The Communication Skills Marc Benioff Says They Don’t Teach You In Business School


It’s a good week for Salesforce and CEO, Marc Benioff. One day after its name was added to the Dow Jones Industrial Average, Salesforce reported one of its best quarters in company history, blowing past Wall Street’s expectations. 

Benioff is a pioneer of cloud computing, a visionary, and passionate philanthropist. He’s also a disciplined communicator, a skill he began to hone early in his career. 

While attending USC, Benioff’s professors told him, “When you play with better tennis players, you’re going to get better. You need to go find the best salespeople possible.” 

Benioff heard that Oracle had the best salespeople in technology. He applied and was hired. “They started to work with me and helped me understand how to be a better communicator,” he said.

After 13 years at Oracle, Benioff had a vision of where the Internet was going, and started his own company, pioneering the category of ‘software-as-a-service.”

Benioff understood that to stand out and get noticed, he’d have to tell a story that captures the media’s attention. 

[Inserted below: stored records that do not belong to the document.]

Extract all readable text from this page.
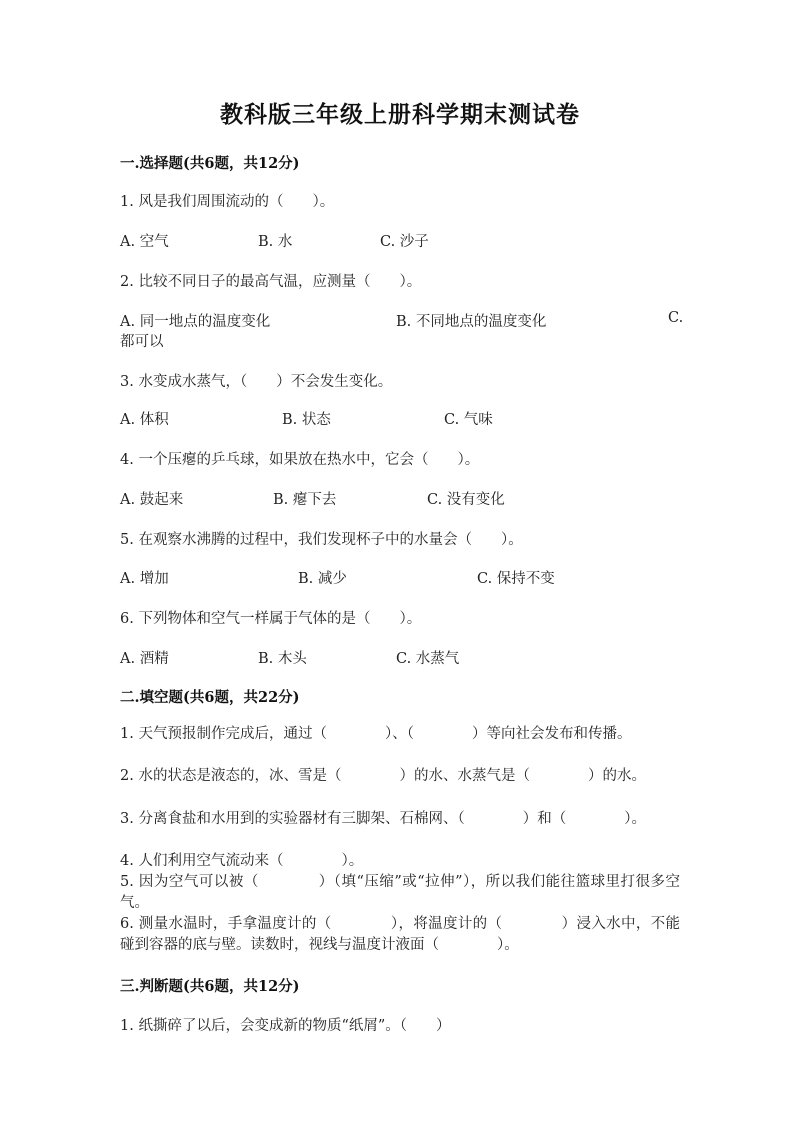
教科版三年级上册科学期末测试卷
一.选择题(共6题，共12分)
1. 风是我们周围流动的（　　）。
A. 空气	B. 水	C. 沙子
2. 比较不同日子的最高气温，应测量（　　）。
A. 同一地点的温度变化	B. 不同地点的温度变化	C.
都可以
3. 水变成水蒸气，（　　）不会发生变化。
A. 体积	B. 状态	C. 气味
4. 一个压瘪的乒乓球，如果放在热水中，它会（　　）。
A. 鼓起来	B. 瘪下去	C. 没有变化
5. 在观察水沸腾的过程中，我们发现杯子中的水量会（　　）。
A. 增加	B. 减少	C. 保持不变
6. 下列物体和空气一样属于气体的是（　　）。
A. 酒精	B. 木头	C. 水蒸气
二.填空题(共6题，共22分)
1. 天气预报制作完成后，通过（　　　　）、（　　　　）等向社会发布和传播。
2. 水的状态是液态的，冰、雪是（　　　　）的水、水蒸气是（　　　　）的水。
3. 分离食盐和水用到的实验器材有三脚架、石棉网、（　　　　）和（　　　　）。
4. 人们利用空气流动来（　　　　）。
5. 因为空气可以被（　　　　）（填“压缩”或“拉伸”），所以我们能往篮球里打很多空气。
6. 测量水温时，手拿温度计的（　　　　），将温度计的（　　　　）浸入水中，不能碰到容器的底与壁。读数时，视线与温度计液面（　　　　）。
三.判断题(共6题，共12分)
1. 纸撕碎了以后，会变成新的物质“纸屑”。（　　）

“Always pitch the bigger picture,” he once said. 

“Reporters are writers. They like to write stories with a protagonist, a villain and a plot. Our story was that the big evil software companies were extorting millions from customers. And the Internet was coming to save these customers…You don’t learn that in business school.”

When I interviewed Benioff for his first book, Behind the Cloud, I was impressed with how much thought he put into telling the Salesforce story.

“Communication is probably the most essential part of my job,” Benioff told me. 

“I spend a lot of time creating metaphors to explain what we do.

For example, early on I explained what we did with the metaphor ‘salesforce.com is Amazon.com meets Siebel Systems.’ Later when we launched AppExchange we called it ‘the eBay of enterprise software.’ You have to be able to relate your product to something familiar.”

Benioff said that creating metaphors is a hard exercise, but valuable because journalists, customers, employees and investors can’t always come up with one on their own. Benioff spent hours and hours on creating just the right metaphors because it was crucial to spreading the gospel of software as a service. 

Today, Benioff hammers home the message that companies can make a profit by doing good.

On CNBC’s Mad Money with Jim Cramer after Tuesday’s earnings announcement, Benioff called the record quarter “a victory for stakeholder capitalism,” a recurring theme at this year’s World Economic Forum at Davos. 

“It shows you can do well and you can do good at the same time,” Benioff said.

“This is a moment when we have to think, not only about serving all of our customers, but how to take care of our communities because there are in so much pain… While we are growing the company and while we are doing well for our customers, we are also taking care of our stakeholders. That is our very core of who we are at Salesforce.com.”

Leadership in today’s world requires that CEOs, entrepreneurs, and business professionals communicate effectively with a wide variety of stakeholders: investors, employees, potential employees, customers, regulators, partners, and people on social media.

Those leaders like Benioff who make communication a priority will stand out from the competition.